Dr. Tello-Sjkerseth: Yes. So as we said, breast cancer is the most common cancer diagnosed in women. One in eight women will get breast cancer in their lifetime and of those cancers, one in six will be in women in their 40s. Mammography is the gold standard for breast cancer screening detection. It is the only modality we have that has decades and decades of research supporting its use and its mortality reduction benefits. Meaning if you get screened every year, you go through the mammographic screening process, it decreases your risk of dying from breast cancer. That’s why it’s so important every year to get this done.

Host: As we wrap up, tell us how a woman might schedule her mammogram, or maybe just find more information about mammography at Sanford health.

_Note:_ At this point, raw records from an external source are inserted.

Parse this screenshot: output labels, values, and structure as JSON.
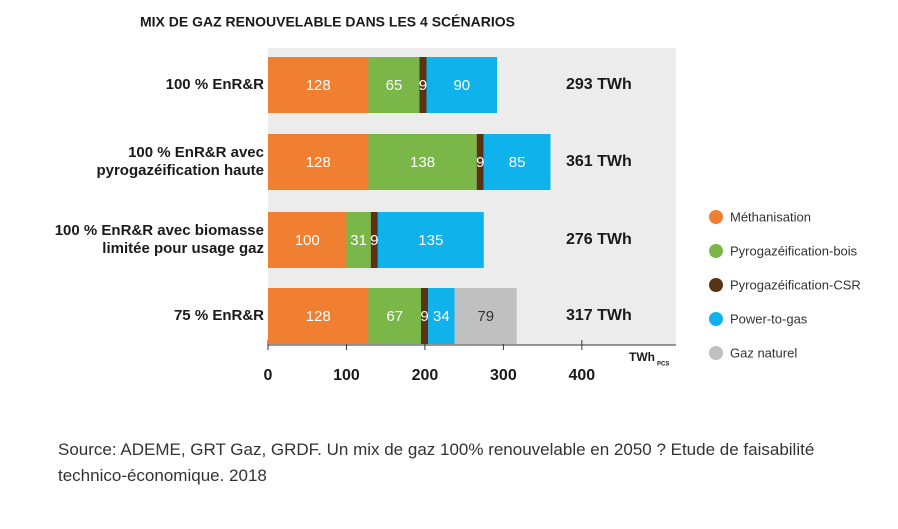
{
  "chart_data": {
    "type": "stacked-barh",
    "title": "MIX DE GAZ RENOUVELABLE DANS LES 4 SCÉNARIOS",
    "categories": [
      "100 % EnR&R",
      "100 % EnR&R avec\npyrogazéification haute",
      "100 % EnR&R avec biomasse\nlimitée pour usage gaz",
      "75 % EnR&R"
    ],
    "series": [
      {
        "name": "Méthanisation",
        "color": "#f07f32",
        "values": [
          128,
          128,
          100,
          128
        ]
      },
      {
        "name": "Pyrogazéification-bois",
        "color": "#7ab648",
        "values": [
          65,
          138,
          31,
          67
        ]
      },
      {
        "name": "Pyrogazéification-CSR",
        "color": "#5a3315",
        "values": [
          9,
          9,
          9,
          9
        ]
      },
      {
        "name": "Power-to-gas",
        "color": "#0fb2ea",
        "values": [
          90,
          85,
          135,
          34
        ]
      },
      {
        "name": "Gaz naturel",
        "color": "#c0c0c0",
        "values": [
          null,
          null,
          null,
          79
        ]
      }
    ],
    "total_labels": [
      "293 TWh",
      "361 TWh",
      "276 TWh",
      "317 TWh"
    ],
    "xlim": [
      0,
      520
    ],
    "xticks": [
      0,
      100,
      200,
      300,
      400
    ],
    "x_label": "TWh",
    "x_label_sub": "PCS",
    "legend": "right",
    "source": "Source: ADEME, GRT Gaz, GRDF. Un mix de gaz 100% renouvelable en 2050 ? Etude de faisabilité technico-économique. 2018"
  }
}
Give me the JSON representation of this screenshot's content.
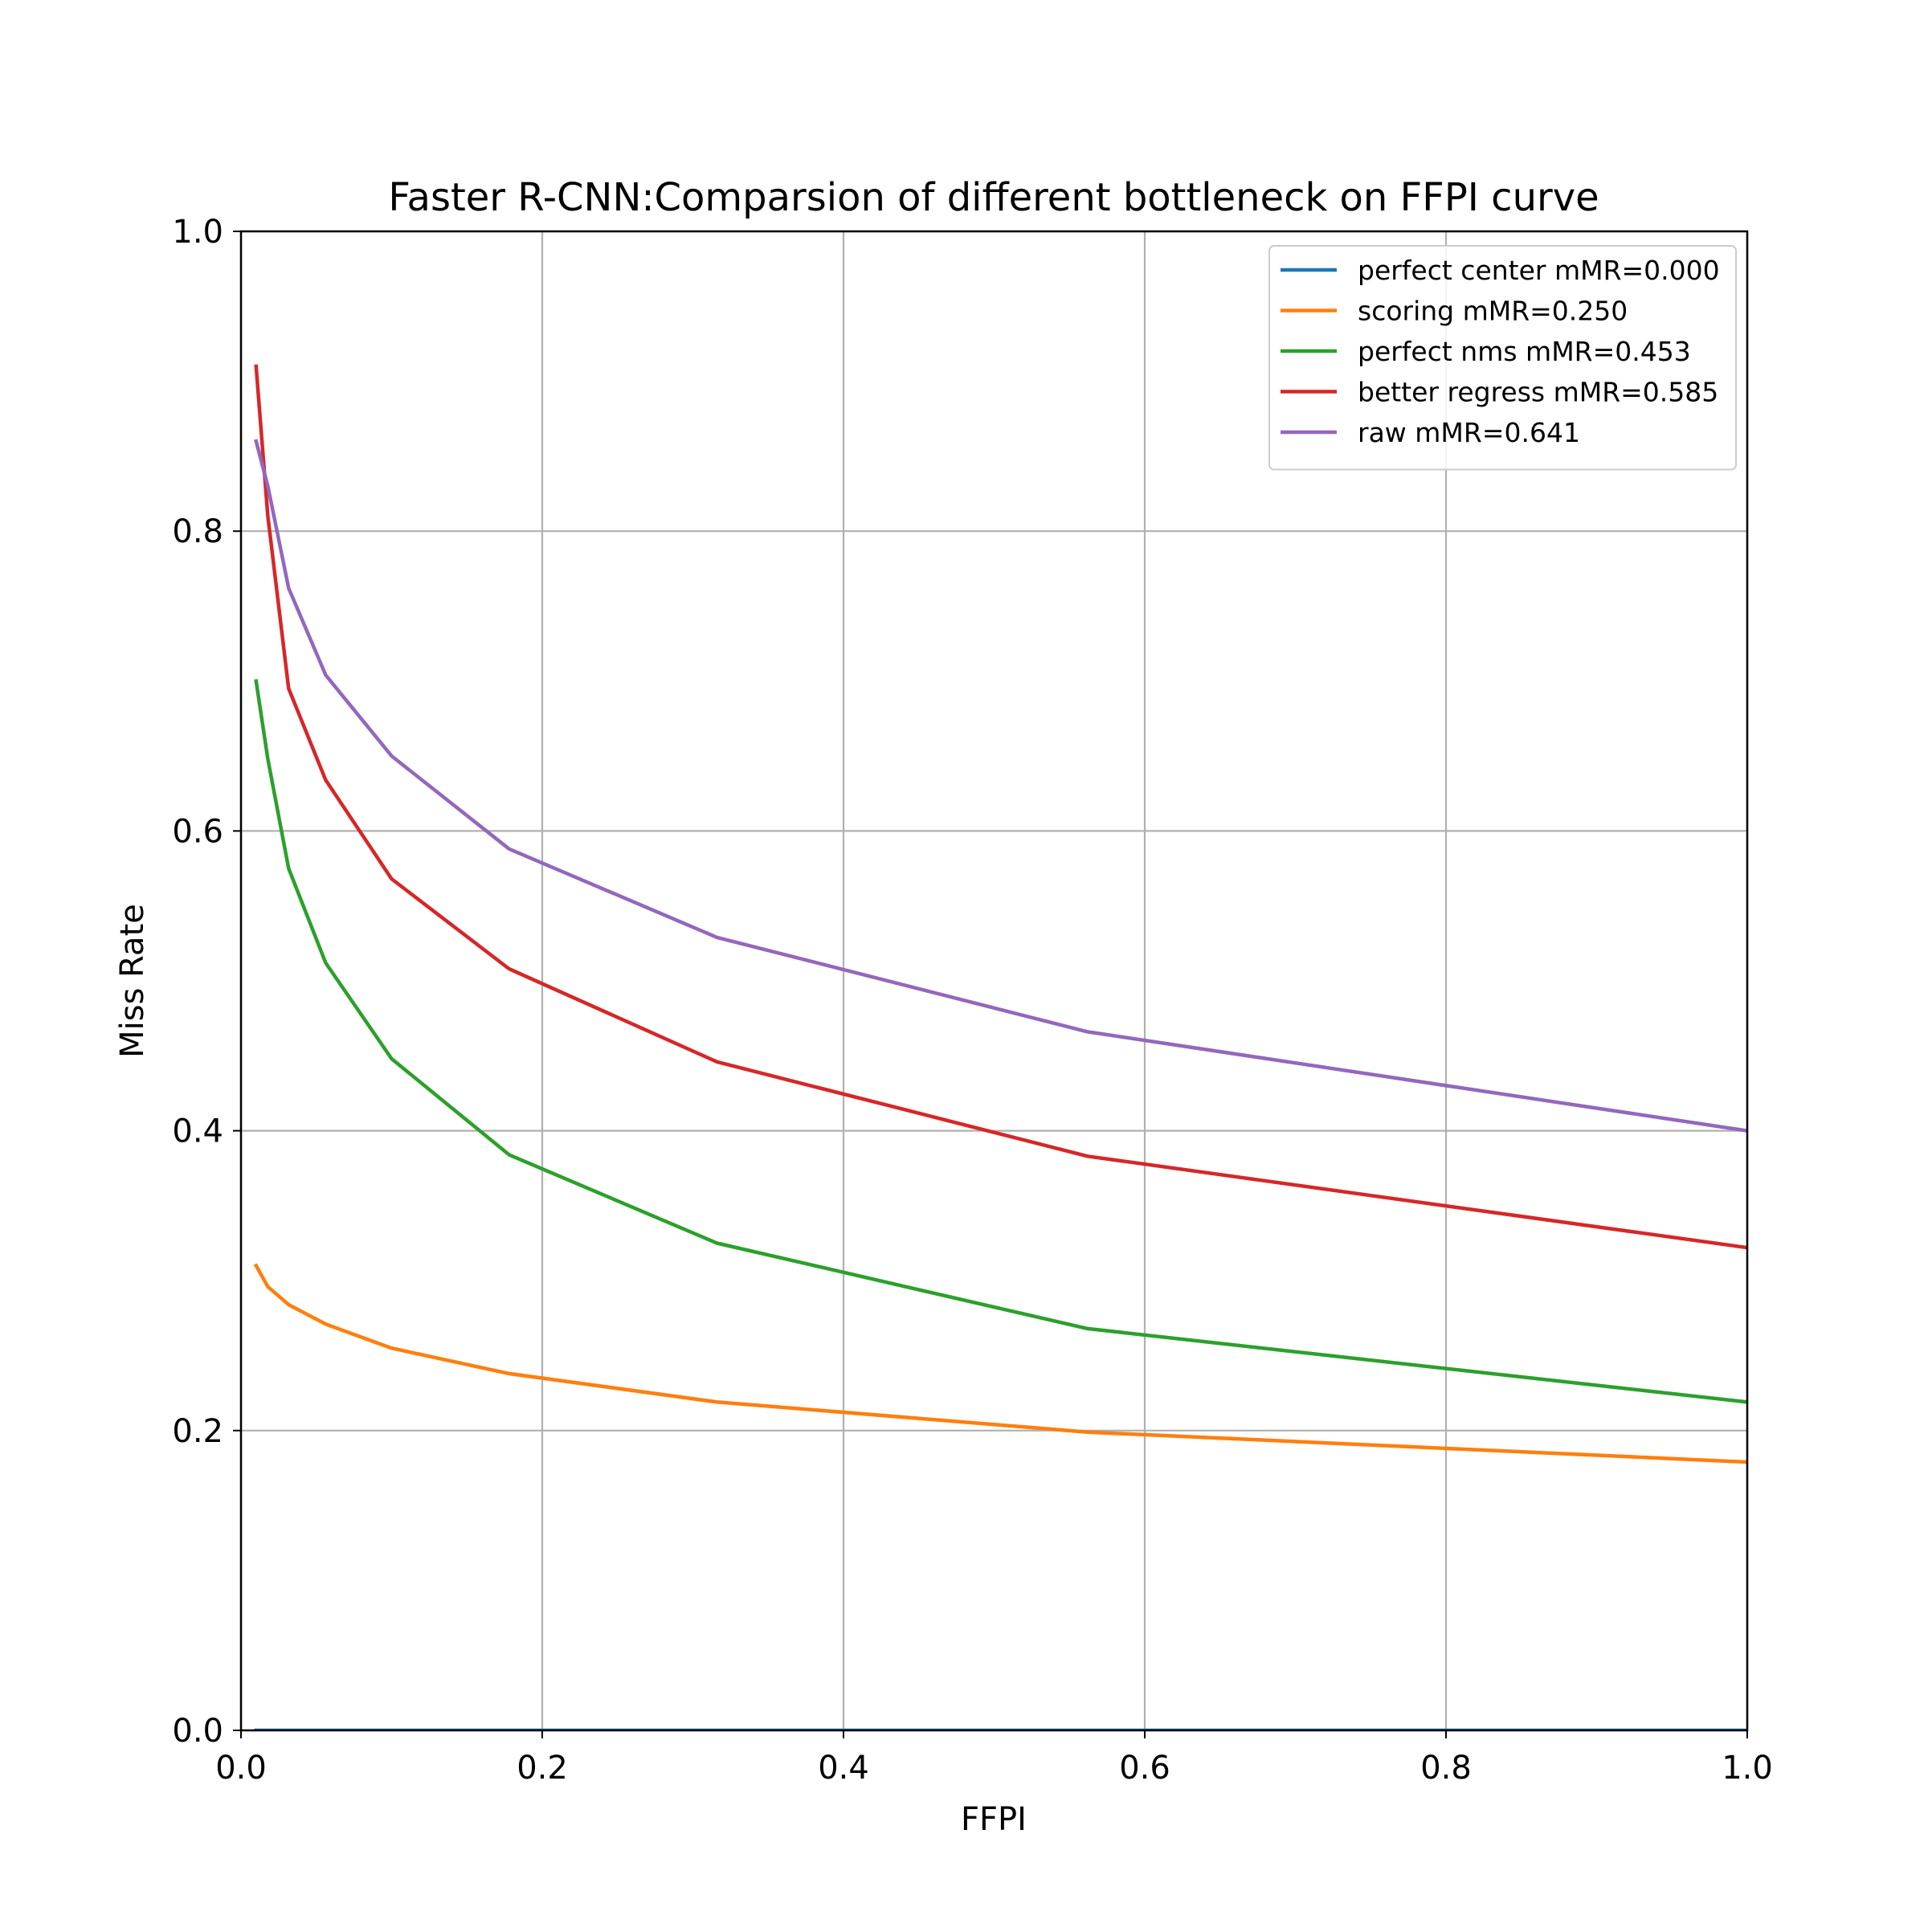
{
  "chart_data": {
    "type": "line",
    "title": "Faster R-CNN:Comparsion of different bottleneck on FFPI curve",
    "xlabel": "FFPI",
    "ylabel": "Miss Rate",
    "xlim": [
      0.0,
      1.0
    ],
    "ylim": [
      0.0,
      1.0
    ],
    "xticks": [
      "0.0",
      "0.2",
      "0.4",
      "0.6",
      "0.8",
      "1.0"
    ],
    "yticks": [
      "0.0",
      "0.2",
      "0.4",
      "0.6",
      "0.8",
      "1.0"
    ],
    "grid": true,
    "legend_position": "top-right",
    "x": [
      0.01,
      0.0178,
      0.0316,
      0.0562,
      0.1,
      0.178,
      0.316,
      0.562,
      1.0
    ],
    "series": [
      {
        "name": "perfect center mMR=0.000",
        "color": "#1f77b4",
        "values": [
          0.0,
          0.0,
          0.0,
          0.0,
          0.0,
          0.0,
          0.0,
          0.0,
          0.0
        ]
      },
      {
        "name": "scoring mMR=0.250",
        "color": "#ff7f0e",
        "values": [
          0.31,
          0.296,
          0.284,
          0.271,
          0.255,
          0.238,
          0.219,
          0.199,
          0.179
        ]
      },
      {
        "name": "perfect nms mMR=0.453",
        "color": "#2ca02c",
        "values": [
          0.7,
          0.648,
          0.575,
          0.512,
          0.448,
          0.384,
          0.325,
          0.268,
          0.219
        ]
      },
      {
        "name": "better regress mMR=0.585",
        "color": "#d62728",
        "values": [
          0.91,
          0.81,
          0.695,
          0.634,
          0.568,
          0.508,
          0.446,
          0.383,
          0.322
        ]
      },
      {
        "name": "raw mMR=0.641",
        "color": "#9467bd",
        "values": [
          0.86,
          0.83,
          0.762,
          0.704,
          0.65,
          0.588,
          0.529,
          0.466,
          0.4
        ]
      }
    ]
  }
}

Dr. Tello-Sjkerseth: We have a very active website at Sanford that describes mammograms and MRIs and breast ultrasound and high-risk screening. And what does high-risk even mean? It’s part of our Edith Sanford Breast Center website. We have something here called self-referral so you, anyone can essentially schedule their own mammogram. You don’t necessarily have to go through your doctor or other provider. You can schedule it yourself online, or you can call the radiology department any place you want and get it done. Now you don’t necessarily have to have your doctor at Sanford to get your mammogram here. We can send your mammogram report to any physician or provider you want. And same vice-versa. If you’re out of town or at a different facility, want to get your mammogram there, you can still do that and then get the results sent to your provider at Sanford. It’s very easy to schedule yourself. If you have a primary care provider, the order will go under that physician or nurse practitioner, whoever you see. If you don’t have someone that you can send your results to you haven’t, you don’t have a regular doctor. That’s okay too. You can still schedule your screening mammogram. And we have protocols in place that will assign a doctor to you who will get those results just in case you need to have more and more tests done, or someone to go over the results with you. And then you can choose whether or not you want to keep that provider, but there is always someone that can answer your questions and that will get your results. So they don’t just go off into the wind and you know, you’re left on your own, not knowing what to do,

Host: Dr. Tello-Skjerseth, really great information, insight and expertise. Thank you so much for joining us for this episode of One in Eight. A pleasure getting to talk to you. Thanks again.

Dr. Tello-Sjkerseth: Thank you so much for having me. I hope this helps.